TELUS Friendly Future Foundation is a key partner to the charity-led initiative, providing a $20,000 grant through the TELUS Vancouver and Coastal Community Board to help offset the costs of food, rent, clothing and transportation for the newcomers, many of whom were forced to flee with little money and few possessions.
TELUS team members and customers, along with the Foundation, have contributed $5 million in global humanitarian relief to support people impacted by the conflict in Ukraine. The support has been crucial to helping families find their feet amid trauma and uncertainty.
“These are people whose lives have been completely turned upside down,” says Rother.
Through TELUS Mobility for Good, the company has provided 3,450 SIM cards and prepaid credits, worth over $345,000, for voice and data mobility plans to support Ukrainians in need arriving in Canada, including those settling on the Sunshine Coast. Anico-Taveras says the cards are essential in helping newcomers connect to local support systems, as well as loved ones abroad, on a reliable mobile network.
“The possibility to call and text made people start to feel like they are not lost, that they are not disconnected,” she says.
It takes a village
The first Ukrainian family landed on the Sunshine Coast in May, 2022 – among the more than 150,000 Ukrainian nationals and family members who have arrived in Canada under the federal government’s emergency travel program to date.
“It’s so positive,” says Anico-Taveras of the experience. “The parents have already found how to integrate. The kids look like kids who already have normal lives back.

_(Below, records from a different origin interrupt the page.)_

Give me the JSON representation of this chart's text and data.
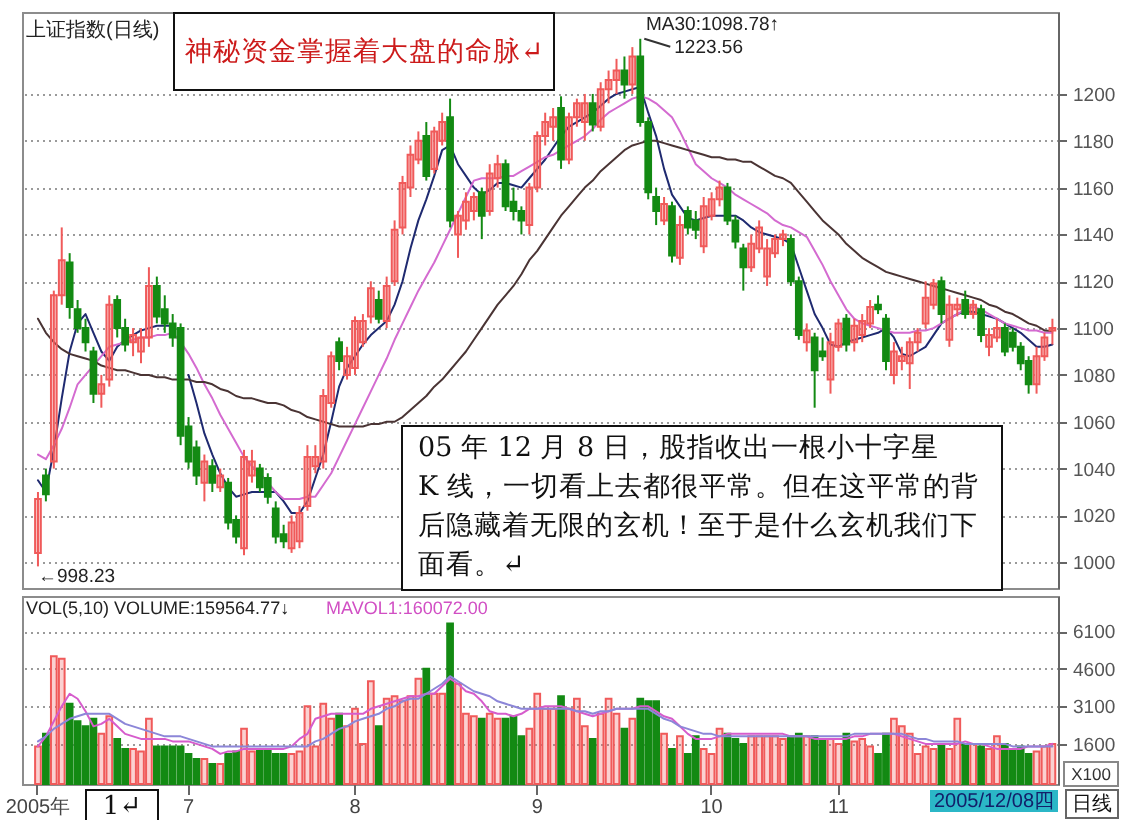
{
  "chart_data": [
    {
      "type": "candlestick",
      "title": "上证指数(日线)",
      "categories": [
        null,
        null,
        null,
        null,
        null,
        null,
        null,
        null,
        null,
        null,
        null,
        null,
        null,
        null,
        null,
        null,
        null,
        null,
        null,
        null,
        null,
        null,
        null,
        null,
        null,
        null,
        null,
        null,
        null,
        null,
        null,
        null,
        null,
        null,
        null,
        null,
        null,
        null,
        null,
        null,
        null,
        null,
        null,
        null,
        null,
        null,
        null,
        null,
        null,
        null,
        null,
        null,
        null,
        null,
        null,
        null,
        null,
        null,
        null,
        null,
        null,
        null,
        null,
        null,
        null,
        null,
        null,
        null,
        null,
        null,
        null,
        null,
        null,
        null,
        null,
        null,
        null,
        null,
        null,
        null,
        null,
        null,
        null,
        null,
        null,
        null,
        null,
        null,
        null,
        null,
        null,
        null,
        null,
        null,
        null,
        null,
        null,
        null,
        null,
        null,
        null,
        null,
        null,
        null,
        null,
        null,
        null,
        null,
        null,
        null,
        null,
        null,
        null,
        null,
        null,
        null,
        null,
        null,
        null,
        null,
        null,
        null,
        null,
        null,
        null,
        null,
        null,
        null,
        null
      ],
      "ohlc": [
        [
          1004,
          1030,
          998.23,
          1027
        ],
        [
          1037,
          1040,
          1026,
          1029
        ],
        [
          1043,
          1116,
          1040,
          1114
        ],
        [
          1114,
          1143,
          1110,
          1129
        ],
        [
          1128,
          1132,
          1104,
          1109
        ],
        [
          1108,
          1112,
          1098,
          1100
        ],
        [
          1100,
          1104,
          1090,
          1094
        ],
        [
          1090,
          1092,
          1068,
          1072
        ],
        [
          1072,
          1080,
          1066,
          1076
        ],
        [
          1078,
          1114,
          1075,
          1110
        ],
        [
          1112,
          1114,
          1096,
          1100
        ],
        [
          1100,
          1104,
          1090,
          1093
        ],
        [
          1094,
          1100,
          1088,
          1097
        ],
        [
          1090,
          1100,
          1085,
          1096
        ],
        [
          1096,
          1126,
          1092,
          1118
        ],
        [
          1118,
          1122,
          1102,
          1105
        ],
        [
          1108,
          1114,
          1098,
          1102
        ],
        [
          1102,
          1106,
          1092,
          1096
        ],
        [
          1100,
          1102,
          1050,
          1054
        ],
        [
          1058,
          1062,
          1040,
          1043
        ],
        [
          1049,
          1052,
          1033,
          1037
        ],
        [
          1034,
          1046,
          1026,
          1043
        ],
        [
          1041,
          1044,
          1030,
          1034
        ],
        [
          1032,
          1040,
          1030,
          1037
        ],
        [
          1034,
          1036,
          1014,
          1017
        ],
        [
          1018,
          1020,
          1008,
          1011
        ],
        [
          1006,
          1048,
          1003,
          1045
        ],
        [
          1037,
          1048,
          1034,
          1043
        ],
        [
          1040,
          1042,
          1030,
          1032
        ],
        [
          1036,
          1038,
          1025,
          1028
        ],
        [
          1023,
          1026,
          1008,
          1011
        ],
        [
          1012,
          1016,
          1006,
          1009
        ],
        [
          1006,
          1020,
          1004,
          1017
        ],
        [
          1009,
          1024,
          1006,
          1021
        ],
        [
          1024,
          1050,
          1022,
          1045
        ],
        [
          1041,
          1050,
          1038,
          1045
        ],
        [
          1043,
          1074,
          1040,
          1071
        ],
        [
          1068,
          1090,
          1066,
          1088
        ],
        [
          1094,
          1096,
          1082,
          1086
        ],
        [
          1080,
          1092,
          1078,
          1088
        ],
        [
          1083,
          1105,
          1080,
          1103
        ],
        [
          1094,
          1106,
          1092,
          1103
        ],
        [
          1105,
          1120,
          1102,
          1117
        ],
        [
          1112,
          1116,
          1102,
          1104
        ],
        [
          1103,
          1122,
          1100,
          1118
        ],
        [
          1120,
          1146,
          1118,
          1142
        ],
        [
          1143,
          1165,
          1140,
          1162
        ],
        [
          1160,
          1178,
          1156,
          1174
        ],
        [
          1172,
          1184,
          1170,
          1180
        ],
        [
          1182,
          1188,
          1163,
          1165
        ],
        [
          1168,
          1186,
          1166,
          1184
        ],
        [
          1180,
          1192,
          1178,
          1188
        ],
        [
          1190,
          1198,
          1143,
          1146
        ],
        [
          1140,
          1150,
          1130,
          1148
        ],
        [
          1146,
          1158,
          1142,
          1154
        ],
        [
          1150,
          1158,
          1146,
          1156
        ],
        [
          1158,
          1160,
          1138,
          1148
        ],
        [
          1150,
          1170,
          1148,
          1166
        ],
        [
          1164,
          1174,
          1160,
          1170
        ],
        [
          1170,
          1172,
          1150,
          1152
        ],
        [
          1154,
          1160,
          1146,
          1150
        ],
        [
          1150,
          1152,
          1140,
          1146
        ],
        [
          1144,
          1162,
          1140,
          1160
        ],
        [
          1160,
          1184,
          1158,
          1182
        ],
        [
          1182,
          1192,
          1178,
          1188
        ],
        [
          1186,
          1194,
          1180,
          1190
        ],
        [
          1194,
          1199,
          1168,
          1172
        ],
        [
          1172,
          1192,
          1170,
          1190
        ],
        [
          1190,
          1198,
          1186,
          1196
        ],
        [
          1188,
          1200,
          1180,
          1196
        ],
        [
          1196,
          1200,
          1184,
          1187
        ],
        [
          1186,
          1205,
          1184,
          1202
        ],
        [
          1202,
          1210,
          1196,
          1206
        ],
        [
          1206,
          1215,
          1200,
          1210
        ],
        [
          1210,
          1216,
          1198,
          1204
        ],
        [
          1204,
          1220,
          1200,
          1216
        ],
        [
          1216,
          1223.56,
          1186,
          1188
        ],
        [
          1188,
          1190,
          1155,
          1158
        ],
        [
          1156,
          1160,
          1144,
          1150
        ],
        [
          1146,
          1156,
          1144,
          1153
        ],
        [
          1152,
          1154,
          1128,
          1131
        ],
        [
          1130,
          1148,
          1127,
          1144
        ],
        [
          1150,
          1152,
          1140,
          1143
        ],
        [
          1146,
          1150,
          1138,
          1142
        ],
        [
          1135,
          1156,
          1132,
          1152
        ],
        [
          1148,
          1158,
          1146,
          1155
        ],
        [
          1155,
          1163,
          1152,
          1160
        ],
        [
          1160,
          1162,
          1144,
          1146
        ],
        [
          1146,
          1148,
          1134,
          1137
        ],
        [
          1134,
          1136,
          1116,
          1126
        ],
        [
          1126,
          1140,
          1124,
          1136
        ],
        [
          1134,
          1146,
          1132,
          1143
        ],
        [
          1122,
          1138,
          1118,
          1134
        ],
        [
          1132,
          1140,
          1130,
          1138
        ],
        [
          1138,
          1142,
          1135,
          1140
        ],
        [
          1138,
          1140,
          1118,
          1120
        ],
        [
          1120,
          1122,
          1095,
          1097
        ],
        [
          1094,
          1102,
          1090,
          1099
        ],
        [
          1096,
          1098,
          1066,
          1082
        ],
        [
          1090,
          1096,
          1086,
          1088
        ],
        [
          1078,
          1098,
          1072,
          1094
        ],
        [
          1092,
          1104,
          1090,
          1102
        ],
        [
          1104,
          1106,
          1090,
          1093
        ],
        [
          1094,
          1104,
          1090,
          1101
        ],
        [
          1097,
          1106,
          1094,
          1103
        ],
        [
          1102,
          1112,
          1100,
          1109
        ],
        [
          1110,
          1114,
          1106,
          1108
        ],
        [
          1104,
          1106,
          1082,
          1086
        ],
        [
          1080,
          1094,
          1076,
          1090
        ],
        [
          1086,
          1092,
          1082,
          1088
        ],
        [
          1085,
          1096,
          1074,
          1094
        ],
        [
          1094,
          1100,
          1090,
          1098
        ],
        [
          1102,
          1120,
          1100,
          1113
        ],
        [
          1110,
          1121,
          1108,
          1119
        ],
        [
          1120,
          1122,
          1102,
          1106
        ],
        [
          1095,
          1114,
          1092,
          1110
        ],
        [
          1108,
          1113,
          1105,
          1110
        ],
        [
          1112,
          1116,
          1104,
          1106
        ],
        [
          1106,
          1112,
          1104,
          1110
        ],
        [
          1108,
          1110,
          1094,
          1097
        ],
        [
          1092,
          1100,
          1088,
          1097
        ],
        [
          1096,
          1104,
          1094,
          1100
        ],
        [
          1100,
          1102,
          1088,
          1090
        ],
        [
          1098,
          1100,
          1090,
          1092
        ],
        [
          1092,
          1094,
          1082,
          1085
        ],
        [
          1086,
          1088,
          1072,
          1076
        ],
        [
          1076,
          1092,
          1072,
          1088
        ],
        [
          1088,
          1098,
          1086,
          1096
        ],
        [
          1099,
          1104,
          1093,
          1100
        ]
      ],
      "colors": [
        "#f05a5a",
        "#138a13",
        "#f05a5a",
        "#f05a5a",
        "#138a13",
        "#138a13",
        "#138a13",
        "#138a13",
        "#f05a5a",
        "#f05a5a",
        "#138a13",
        "#138a13",
        "#f05a5a",
        "#f05a5a",
        "#f05a5a",
        "#138a13",
        "#138a13",
        "#138a13",
        "#138a13",
        "#138a13",
        "#138a13",
        "#f05a5a",
        "#138a13",
        "#f05a5a",
        "#138a13",
        "#138a13",
        "#f05a5a",
        "#f05a5a",
        "#138a13",
        "#138a13",
        "#138a13",
        "#138a13",
        "#f05a5a",
        "#f05a5a",
        "#f05a5a",
        "#f05a5a",
        "#f05a5a",
        "#f05a5a",
        "#138a13",
        "#f05a5a",
        "#f05a5a",
        "#f05a5a",
        "#f05a5a",
        "#138a13",
        "#f05a5a",
        "#f05a5a",
        "#f05a5a",
        "#f05a5a",
        "#f05a5a",
        "#138a13",
        "#f05a5a",
        "#f05a5a",
        "#138a13",
        "#f05a5a",
        "#f05a5a",
        "#f05a5a",
        "#138a13",
        "#f05a5a",
        "#f05a5a",
        "#138a13",
        "#138a13",
        "#138a13",
        "#f05a5a",
        "#f05a5a",
        "#f05a5a",
        "#f05a5a",
        "#138a13",
        "#f05a5a",
        "#f05a5a",
        "#f05a5a",
        "#138a13",
        "#f05a5a",
        "#f05a5a",
        "#f05a5a",
        "#138a13",
        "#f05a5a",
        "#138a13",
        "#138a13",
        "#138a13",
        "#f05a5a",
        "#138a13",
        "#f05a5a",
        "#138a13",
        "#138a13",
        "#f05a5a",
        "#f05a5a",
        "#f05a5a",
        "#138a13",
        "#138a13",
        "#138a13",
        "#f05a5a",
        "#f05a5a",
        "#f05a5a",
        "#f05a5a",
        "#f05a5a",
        "#138a13",
        "#138a13",
        "#f05a5a",
        "#138a13",
        "#138a13",
        "#f05a5a",
        "#f05a5a",
        "#138a13",
        "#f05a5a",
        "#f05a5a",
        "#f05a5a",
        "#138a13",
        "#138a13",
        "#f05a5a",
        "#f05a5a",
        "#f05a5a",
        "#f05a5a",
        "#f05a5a",
        "#f05a5a",
        "#138a13",
        "#f05a5a",
        "#f05a5a",
        "#138a13",
        "#f05a5a",
        "#138a13",
        "#f05a5a",
        "#f05a5a",
        "#138a13",
        "#138a13",
        "#138a13",
        "#138a13",
        "#f05a5a",
        "#f05a5a",
        "#f05a5a"
      ],
      "series": [
        {
          "type": "line",
          "color": "#1f2a70",
          "values": [
            1035,
            1030,
            1048,
            1070,
            1090,
            1102,
            1106,
            1098,
            1090,
            1086,
            1092,
            1095,
            1097,
            1099,
            1100,
            1101,
            1101,
            1101,
            null,
            1080,
            1068,
            1055,
            1046,
            1038,
            1032,
            1028,
            1029,
            1030,
            1030,
            1030,
            1030,
            1026,
            1021,
            1021,
            1026,
            1036,
            1046,
            1060,
            1075,
            1083,
            1088,
            1093,
            1097,
            1100,
            1103,
            1110,
            1120,
            1134,
            1146,
            1155,
            1165,
            1176,
            1178,
            1170,
            1165,
            1160,
            1157,
            1159,
            1162,
            1162,
            1161,
            1160,
            1164,
            1168,
            1172,
            1177,
            1182,
            1186,
            1188,
            1190,
            1192,
            1195,
            1198,
            1200,
            1201,
            1202,
            1203,
            1192,
            1182,
            1168,
            1157,
            1152,
            1147,
            1146,
            1147,
            1148,
            1148,
            1148,
            1148,
            1146,
            1143,
            1141,
            1140,
            1139,
            1138,
            1136,
            1126,
            1116,
            1106,
            1100,
            1093,
            1092,
            1094,
            1095,
            1096,
            1097,
            1098,
            1100,
            1096,
            1089,
            1088,
            1090,
            1092,
            1097,
            1102,
            1104,
            1106,
            1107,
            1107,
            1106,
            1105,
            1104,
            1102,
            1100,
            1098,
            1095,
            1092,
            1092,
            1093
          ]
        },
        {
          "type": "line",
          "color": "#d46bd0",
          "values": [
            1046,
            1044,
            1050,
            1057,
            1066,
            1076,
            1080,
            1084,
            1088,
            1092,
            1093,
            1094,
            1095,
            1096,
            1096,
            1097,
            1097,
            1098,
            1094,
            1089,
            1083,
            1076,
            1070,
            1063,
            1057,
            1051,
            1045,
            1041,
            1038,
            1034,
            1030,
            1027,
            1027,
            1027,
            1028,
            1028,
            1033,
            1038,
            1045,
            1052,
            1059,
            1066,
            1073,
            1080,
            1087,
            1095,
            1102,
            1109,
            1116,
            1122,
            1128,
            1135,
            1142,
            1149,
            1156,
            1163,
            1164,
            1164,
            1164,
            1165,
            1165,
            1167,
            1169,
            1171,
            1173,
            1174,
            1176,
            1178,
            1180,
            1182,
            1185,
            1189,
            1192,
            1194,
            1196,
            1198,
            1199,
            1198,
            1196,
            1193,
            1190,
            1184,
            1177,
            1170,
            1167,
            1164,
            1162,
            1160,
            1157,
            1155,
            1153,
            1151,
            1149,
            1146,
            1144,
            1143,
            1141,
            1139,
            1133,
            1127,
            1120,
            1114,
            1108,
            1104,
            1102,
            1101,
            1100,
            1099,
            1098,
            1098,
            1098,
            1099,
            1099,
            1100,
            1102,
            1104,
            1106,
            1108,
            1109,
            1108,
            1106,
            1104,
            1102,
            1101,
            1100,
            1099,
            1099,
            1098,
            1098
          ]
        },
        {
          "type": "line",
          "color": "#4a3434",
          "values": [
            1104,
            1098,
            1094,
            1091,
            1089,
            1088,
            1087,
            1086,
            1084,
            1083,
            1082,
            1082,
            1081,
            1080,
            1080,
            1079,
            1079,
            1078,
            1078,
            1078,
            1077,
            1077,
            1076,
            1074,
            1073,
            1071,
            1070,
            1070,
            1069,
            1068,
            1068,
            1067,
            1065,
            1064,
            1062,
            1061,
            1060,
            1059,
            1058,
            1058,
            1058,
            1058,
            1059,
            1059,
            1060,
            1060,
            1062,
            1065,
            1068,
            1071,
            1075,
            1078,
            1082,
            1086,
            1090,
            1095,
            1100,
            1105,
            1110,
            1114,
            1118,
            1123,
            1129,
            1133,
            1138,
            1143,
            1148,
            1152,
            1156,
            1160,
            1163,
            1167,
            1170,
            1173,
            1176,
            1178,
            1179,
            1180,
            1180,
            1179,
            1178,
            1177,
            1176,
            1175,
            1174,
            1173,
            1173,
            1172,
            1172,
            1171,
            1171,
            1169,
            1167,
            1165,
            1164,
            1162,
            1158,
            1154,
            1150,
            1146,
            1143,
            1140,
            1136,
            1133,
            1130,
            1128,
            1126,
            1124,
            1123,
            1122,
            1121,
            1120,
            1119,
            1118,
            1117,
            1116,
            1115,
            1114,
            1113,
            1112,
            1110,
            1109,
            1107,
            1106,
            1104,
            1102,
            1101,
            1099,
            1098.78
          ]
        }
      ],
      "ylim": [
        989,
        1235
      ],
      "yticks": [
        1000,
        1020,
        1040,
        1060,
        1080,
        1100,
        1120,
        1140,
        1160,
        1180,
        1200
      ],
      "grid": "y",
      "annotations": [
        "神秘资金掌握着大盘的命脉↵",
        "MA30:1098.78↑",
        "1223.56",
        "←998.23",
        "05 年 12 月 8 日，股指收出一根小十字星 K 线，一切看上去都很平常。但在这平常的背后隐藏着无限的玄机！至于是什么玄机我们下面看。↵"
      ]
    },
    {
      "type": "bar",
      "categories": [
        "2005年",
        null,
        null,
        null,
        null,
        null,
        null,
        null,
        null,
        null,
        null,
        null,
        null,
        null,
        null,
        null,
        null,
        null,
        null,
        "7",
        null,
        null,
        null,
        null,
        null,
        null,
        null,
        null,
        null,
        null,
        null,
        null,
        null,
        null,
        null,
        null,
        null,
        null,
        null,
        null,
        "8",
        null,
        null,
        null,
        null,
        null,
        null,
        null,
        null,
        null,
        null,
        null,
        null,
        null,
        null,
        null,
        null,
        null,
        null,
        null,
        null,
        null,
        null,
        "9",
        null,
        null,
        null,
        null,
        null,
        null,
        null,
        null,
        null,
        null,
        null,
        null,
        null,
        null,
        null,
        null,
        null,
        null,
        null,
        null,
        null,
        "10",
        null,
        null,
        null,
        null,
        null,
        null,
        null,
        null,
        null,
        null,
        null,
        null,
        null,
        null,
        null,
        "11",
        null,
        null,
        null,
        null,
        null,
        null,
        null,
        null,
        null,
        null,
        null,
        null,
        null,
        null,
        null,
        null,
        null,
        null,
        null,
        null,
        null,
        null,
        null,
        null,
        null,
        null,
        null
      ],
      "values": [
        1500,
        2000,
        5100,
        5000,
        3200,
        2500,
        2300,
        2600,
        2000,
        2700,
        1800,
        1400,
        1400,
        1300,
        2600,
        1500,
        1500,
        1500,
        1500,
        1200,
        1000,
        1000,
        800,
        800,
        1200,
        1300,
        2200,
        1300,
        1400,
        1400,
        1200,
        1200,
        1200,
        1300,
        3100,
        1500,
        3200,
        2600,
        2800,
        2300,
        3000,
        1600,
        4100,
        2300,
        3400,
        3500,
        3300,
        3500,
        4200,
        4600,
        3600,
        3600,
        6400,
        4000,
        2800,
        2700,
        2600,
        2800,
        2600,
        2600,
        2700,
        1900,
        2200,
        3600,
        3000,
        3000,
        3500,
        3000,
        3400,
        2300,
        1800,
        2800,
        3400,
        2800,
        2200,
        2600,
        3400,
        3300,
        3300,
        2000,
        1400,
        1900,
        1200,
        1900,
        1400,
        1200,
        2200,
        2000,
        1800,
        1600,
        1900,
        1900,
        1900,
        1900,
        1800,
        1900,
        2000,
        1900,
        1900,
        1800,
        1800,
        1600,
        2000,
        1700,
        1800,
        1500,
        1200,
        2000,
        2600,
        2300,
        2000,
        1200,
        1500,
        1400,
        1600,
        1400,
        2600,
        1600,
        1600,
        1500,
        1400,
        1900,
        1600,
        1400,
        1500,
        1200,
        1300,
        1500,
        1595.6477
      ],
      "colors": [
        "#f05a5a",
        "#138a13",
        "#f05a5a",
        "#f05a5a",
        "#138a13",
        "#138a13",
        "#138a13",
        "#138a13",
        "#f05a5a",
        "#f05a5a",
        "#138a13",
        "#138a13",
        "#f05a5a",
        "#f05a5a",
        "#f05a5a",
        "#138a13",
        "#138a13",
        "#138a13",
        "#138a13",
        "#138a13",
        "#138a13",
        "#f05a5a",
        "#138a13",
        "#f05a5a",
        "#138a13",
        "#138a13",
        "#f05a5a",
        "#f05a5a",
        "#138a13",
        "#138a13",
        "#138a13",
        "#138a13",
        "#f05a5a",
        "#f05a5a",
        "#f05a5a",
        "#f05a5a",
        "#f05a5a",
        "#f05a5a",
        "#138a13",
        "#f05a5a",
        "#f05a5a",
        "#f05a5a",
        "#f05a5a",
        "#138a13",
        "#f05a5a",
        "#f05a5a",
        "#f05a5a",
        "#f05a5a",
        "#f05a5a",
        "#138a13",
        "#f05a5a",
        "#f05a5a",
        "#138a13",
        "#f05a5a",
        "#f05a5a",
        "#f05a5a",
        "#138a13",
        "#f05a5a",
        "#f05a5a",
        "#138a13",
        "#138a13",
        "#138a13",
        "#f05a5a",
        "#f05a5a",
        "#f05a5a",
        "#f05a5a",
        "#138a13",
        "#f05a5a",
        "#f05a5a",
        "#f05a5a",
        "#138a13",
        "#f05a5a",
        "#f05a5a",
        "#f05a5a",
        "#138a13",
        "#f05a5a",
        "#138a13",
        "#138a13",
        "#138a13",
        "#f05a5a",
        "#138a13",
        "#f05a5a",
        "#138a13",
        "#138a13",
        "#f05a5a",
        "#f05a5a",
        "#f05a5a",
        "#138a13",
        "#138a13",
        "#138a13",
        "#f05a5a",
        "#f05a5a",
        "#f05a5a",
        "#f05a5a",
        "#f05a5a",
        "#138a13",
        "#138a13",
        "#f05a5a",
        "#138a13",
        "#138a13",
        "#f05a5a",
        "#f05a5a",
        "#138a13",
        "#f05a5a",
        "#f05a5a",
        "#f05a5a",
        "#138a13",
        "#138a13",
        "#f05a5a",
        "#f05a5a",
        "#f05a5a",
        "#f05a5a",
        "#f05a5a",
        "#f05a5a",
        "#138a13",
        "#f05a5a",
        "#f05a5a",
        "#138a13",
        "#f05a5a",
        "#138a13",
        "#f05a5a",
        "#f05a5a",
        "#138a13",
        "#138a13",
        "#138a13",
        "#138a13",
        "#f05a5a",
        "#f05a5a",
        "#f05a5a"
      ],
      "series": [
        {
          "type": "line",
          "color": "#d65ccc",
          "values": [
            1500,
            1900,
            2500,
            3100,
            3600,
            3400,
            2900,
            2300,
            2400,
            2600,
            2300,
            2000,
            1900,
            1800,
            1800,
            1800,
            1800,
            1700,
            1700,
            1700,
            1600,
            1500,
            1400,
            1200,
            1300,
            1300,
            1400,
            1400,
            1400,
            1400,
            1400,
            1400,
            1500,
            1800,
            2000,
            2600,
            2700,
            2800,
            2800,
            2800,
            2800,
            2800,
            3000,
            3100,
            3200,
            3300,
            3400,
            3500,
            3500,
            3600,
            3600,
            3900,
            4200,
            4000,
            3700,
            3600,
            3300,
            2900,
            2800,
            2800,
            2700,
            2800,
            3000,
            3000,
            3100,
            3100,
            3100,
            3000,
            2900,
            2800,
            2700,
            2800,
            2900,
            3000,
            3000,
            3000,
            3100,
            3100,
            2900,
            2700,
            2600,
            2300,
            2000,
            1800,
            1800,
            1800,
            1900,
            2000,
            2000,
            2000,
            2000,
            2000,
            2000,
            2000,
            2000,
            1900,
            1900,
            1900,
            1800,
            1800,
            1800,
            1800,
            1800,
            1900,
            1900,
            2000,
            2000,
            2000,
            2000,
            1900,
            1800,
            1700,
            1600,
            1600,
            1600,
            1600,
            1600,
            1700,
            1600,
            1600,
            1500,
            1400,
            1400,
            1400,
            1400,
            1500,
            1500,
            1500,
            1600.72
          ]
        },
        {
          "type": "line",
          "color": "#8c86d8",
          "values": [
            1700,
            1900,
            2200,
            2400,
            2600,
            2700,
            2800,
            2800,
            2800,
            2800,
            2600,
            2400,
            2300,
            2200,
            2100,
            2000,
            1900,
            1900,
            1900,
            1800,
            1700,
            1600,
            1500,
            1500,
            1500,
            1500,
            1500,
            1500,
            1500,
            1500,
            1500,
            1500,
            1500,
            1500,
            1500,
            1700,
            1800,
            2000,
            2200,
            2300,
            2500,
            2600,
            2700,
            2800,
            3000,
            3100,
            3300,
            3400,
            3400,
            3600,
            3800,
            4000,
            4300,
            4100,
            3900,
            3700,
            3600,
            3500,
            3300,
            3200,
            3100,
            3000,
            3000,
            3000,
            3000,
            3000,
            3000,
            3000,
            2900,
            2900,
            2800,
            2900,
            2900,
            3000,
            3000,
            3000,
            3000,
            3000,
            2800,
            2600,
            2500,
            2300,
            2200,
            2100,
            2000,
            2000,
            1900,
            1900,
            1900,
            1900,
            1900,
            1900,
            1900,
            1900,
            1900,
            1900,
            1900,
            1900,
            1900,
            1900,
            1900,
            1900,
            1900,
            2000,
            2000,
            2000,
            2000,
            2000,
            2000,
            2000,
            1900,
            1800,
            1800,
            1700,
            1700,
            1700,
            1700,
            1600,
            1600,
            1600,
            1600,
            1600,
            1600,
            1500,
            1500,
            1500,
            1500,
            1500,
            1500
          ]
        }
      ],
      "ylim": [
        0,
        7500
      ],
      "yticks": [
        1600,
        3100,
        4600,
        6100
      ],
      "grid": "y",
      "annotations": [
        "VOL(5,10) VOLUME:159564.77↓",
        "MAVOL1:160072.00",
        "1↵",
        "X100",
        "2005/12/08四",
        "日线"
      ]
    }
  ]
}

What can be better?”
Making all this happen, though, has proven to be no small feat. The ongoing effort has, quite literally, taken a village.
Along with TELUS, dozens of local organizations, businesses and residents have all stepped up to offer support – from cash, clothing and handmade quilts to opening their homes as host families, waiving sports fees, offering memberships to the local botanical gardens, and flying the yellow and blue Ukrainian flag.
For Anico-Taveras, the mission to bring Ukrainians to the Sunshine Coast has hit close to home — she and her family emigrated to Canada from that country two years ago and have had to watch the war from afar.
“We feel that it is a help we can provide to our country at this moment. We can help our fellow Ukrainians find a second home,” she says.
That so many of her neighbours and businesses continue to offer support for Ukrainians has reaffirmed for Anico-Taveras that her own move to the Sunshine Coast was the right one.
“I’m very proud to live where I am now. We knew Canada was kind, that it is supportive, that people are amazing,” she says. “We were sure when we invited the families here that there would be a way for them to slowly adapt and also succeed at the end of their journey settling here.”
In the months since first landing in Canada, the families have embraced big changes, including new jobs, a new language, new schools and new friends. One couple had their first child, a girl, born in March in the Sechelt hospital. Five of the families have left the Coast as they move forward with their lives in Canada.
“Every person feels like they are already independent. They know enough to be in control of their lives. They’ve found friends here,” says Anico-Taveras.
Rother and Anico-Taveras are now working hard to bring two new families to the Sunshine Coast this year. They believe the Sunshine Coast, and Canadians from coast to coast to coast, will continue to step up.
“It’s a supportive community that doesn’t stop supporting,” says Anico-Taveras. “We’ll just come up with new ideas.”